Dr Stephen Davies1, Mr Wayne Parker1, Dr Gaus Azam1, Mr David Hall1, Mr Tom Edwards1, George Mwenda1, Mr Chad Reynolds1, Mr Glenn Mcdonald1, Bindi Isbister1, Ms Alice Butler1, Mr Andrew Blake1, Mr Peter Newman2, Mr Rob Sands3, Ms Kelly Ryan3, Mr Ben Curtis3, Ms Hilary Bunny4, Mr Chris Gazey1
1DPIRD, Perth, 6000, 2Planfarm, Geraldton, 6530, 3Farmanco, Mundaring, 6073, 4Aglytica, Mount Lawley, 6050
Biography:
Dr Stephen Davies is a Principal Research Scientist with DPIRD, based at Geraldton in the northern Western Australian grain belt. Steve has worked for DPIRD for 20-years undertaking research focussed on developing options for the innovative management and amelioration of soil constraints in cropping systems, with the aims of making cropping more productive, sustainable and resilient while ‘doing his bit’ to help grow the industry and feed the world. Steve is privileged to work with incredibly dedicated DPIRD Soil and Grains research teams and thanks them for their support and their massive contribution to soils R&D.
Abstract:
Over the past 17-years soil amelioration approaches have developed to include one-off (strategic) deep soil mixing or inversion tillage in Western Australian (WA) cropping systems. Deep ripping developments include increased ripping depth to 50-80cm, and topsoil inclusion or subsurface delving capability. Strategic deep tillage is applicable to ~13M hectares of WA’s south-west agricultural soil consisting of deep sands, sandy earths, deep sandy duplex and ironstone gravel. Subsoil acidity, subsoil hardpans, topsoil water repellence, sodicity, poor fertility and low water holding capacity often constrain these soils. DPIRD researchers maintain a database of amelioration responses which contains more than 220 site-year inversion and deep mixing comparisons.

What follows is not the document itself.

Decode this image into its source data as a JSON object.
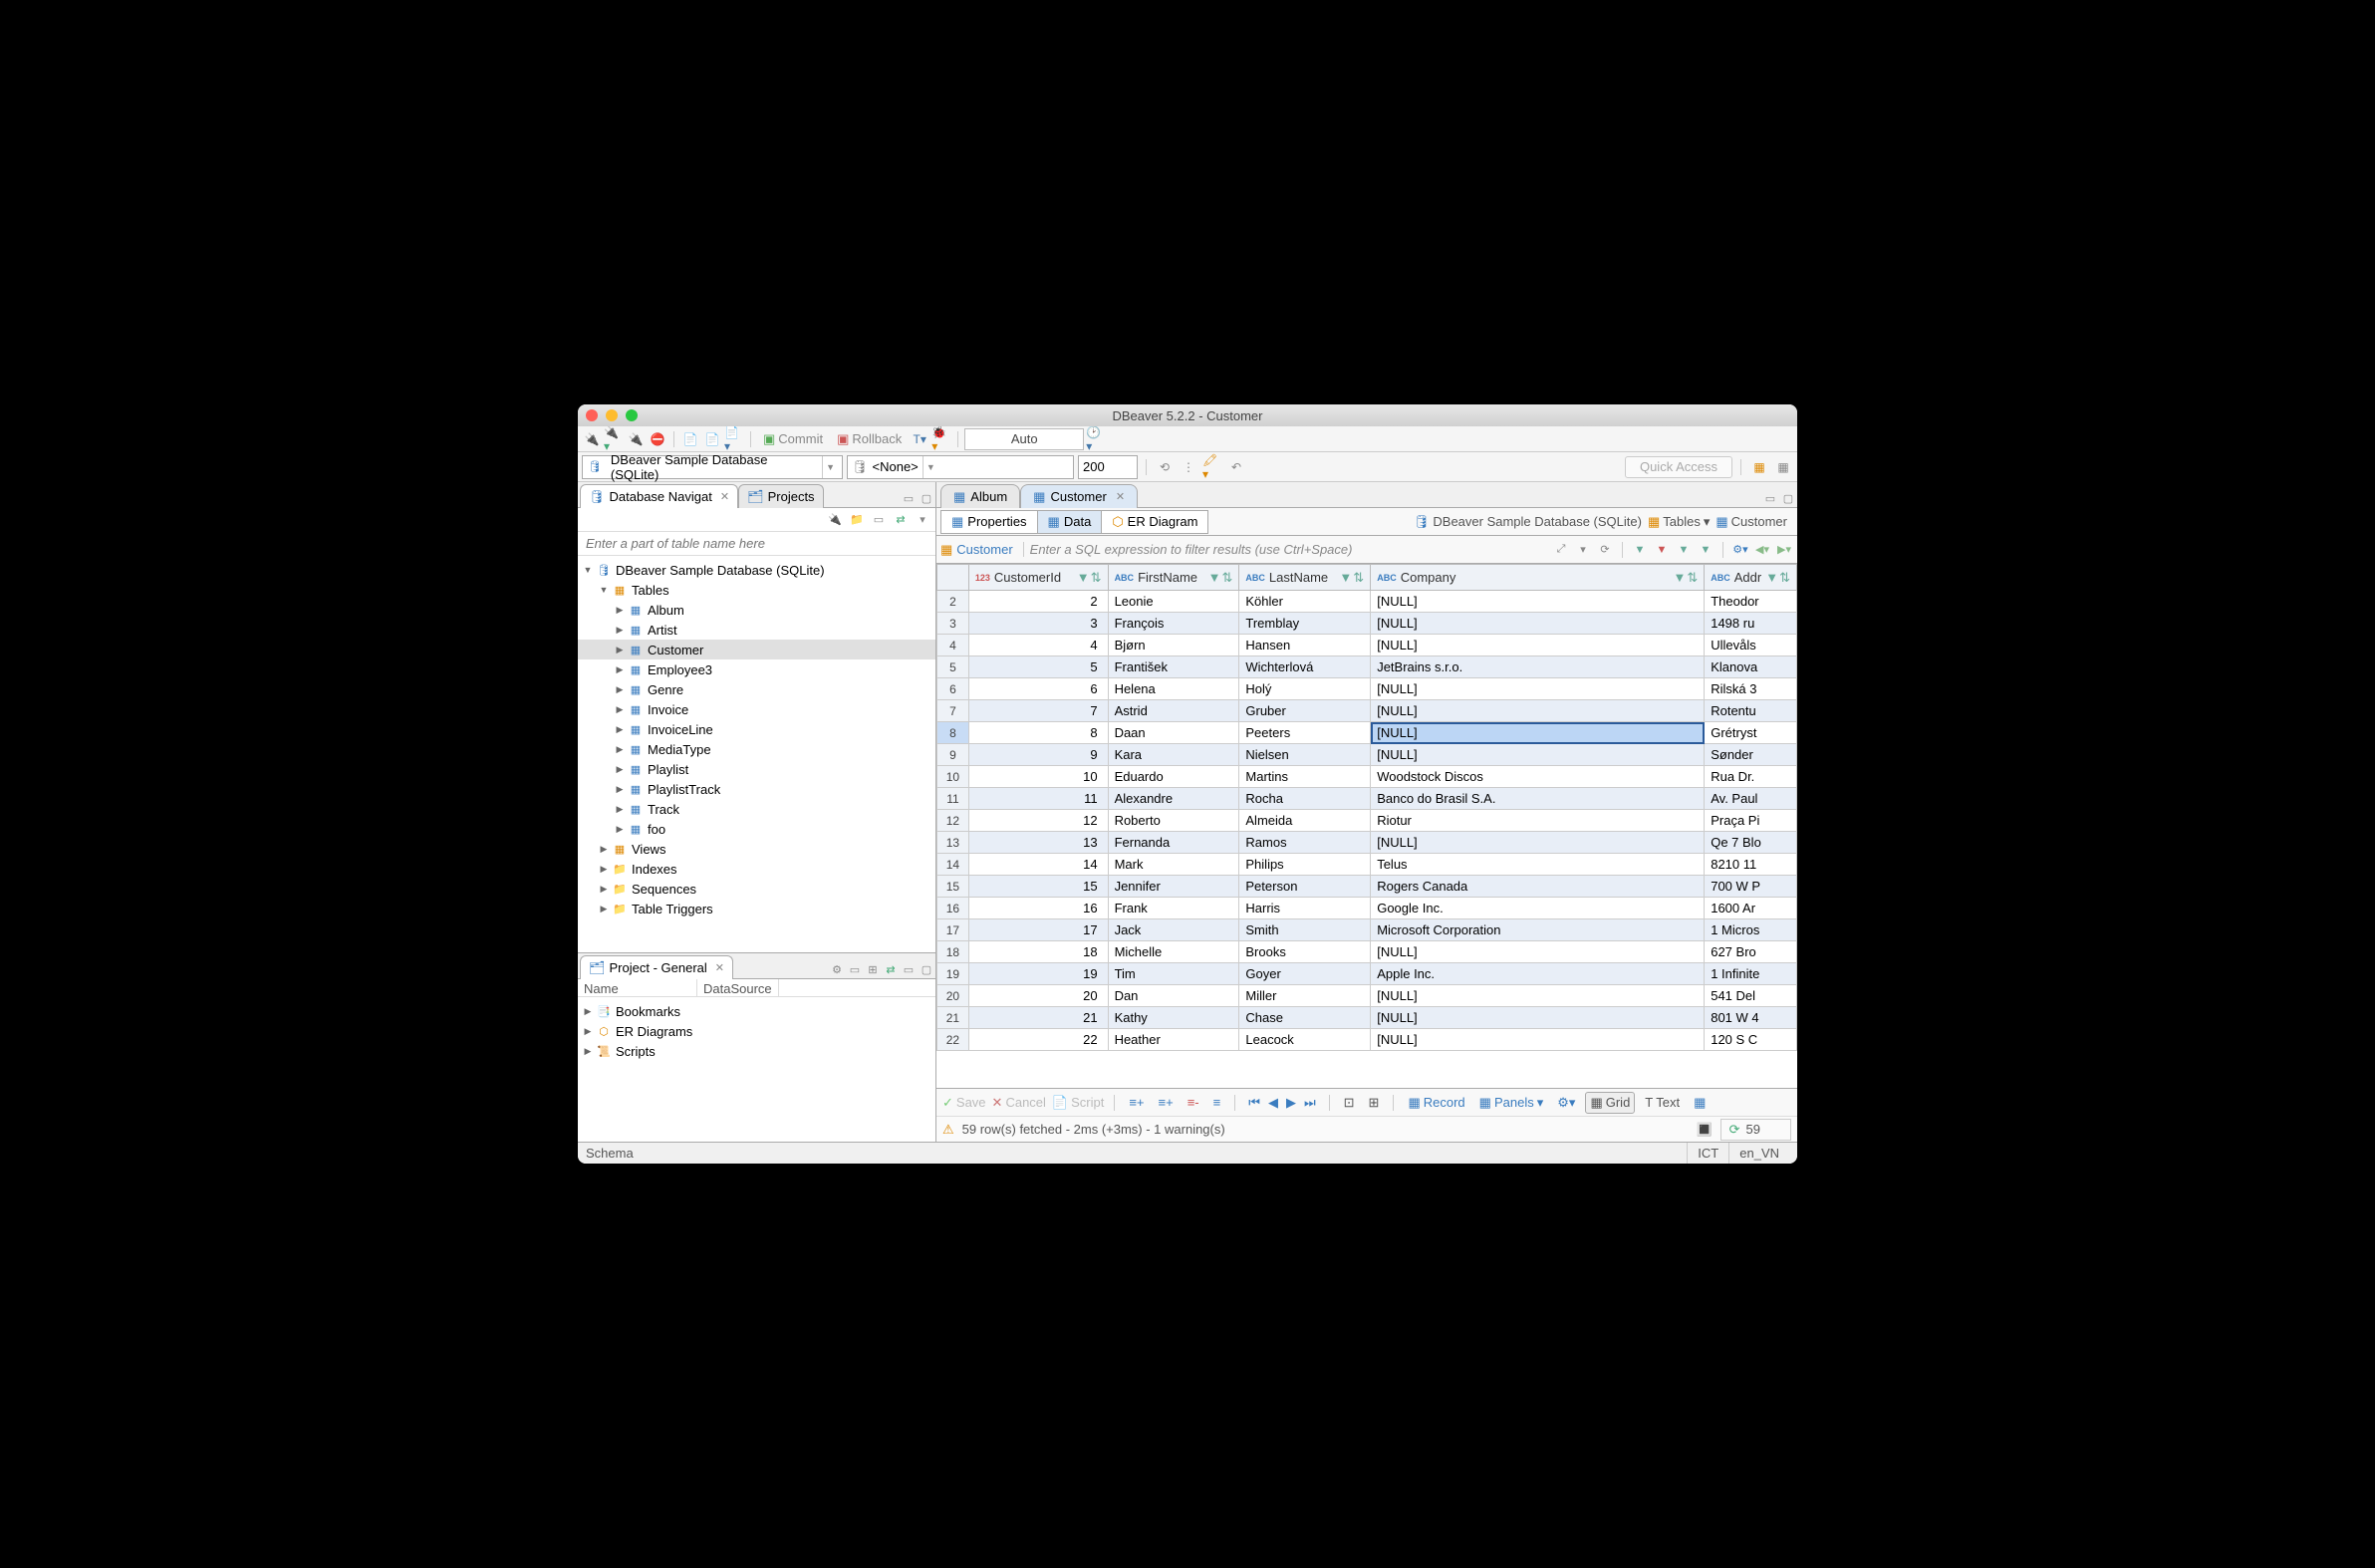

Cereal grain yield increases range from 0.56-0.91 t/ha for inversion and 0.52-0.72 t/ha for deep mixing across a range of soil types and seasons after amelioration. Narrow-leafed lupin and canola have similar yield responses of 0.34 and 0.37 t/ha, respectively, for deep mixing and 0.44 t/ha and 0.50 t/ha, respectively, for inversion, with 55-66% of these comparisons having a significant yield increase. A comprehensive 2020 survey indicated 52% of grower respondents undertook strategic deep tillage overall, with 39% ripping, 24% mixing and 16% inverting their soils. For growers using mechanical amelioration 97%, regularly applied lime to manage soil acidity. A DPIRD-commissioned study by consulting firms Planfarm and Farmanco utilised de-identified client financial data to show growers who over the past 10-years had adopted ‘complete’ amelioration packages increased farm operating profit by $100/ha/yr and had 2.6 kg/mm higher wheat water use efficiency than those who hadn’t. Increased value and resilience of WA cropping will come with improved spatial management of refined soil amelioration and profile reengineering practices.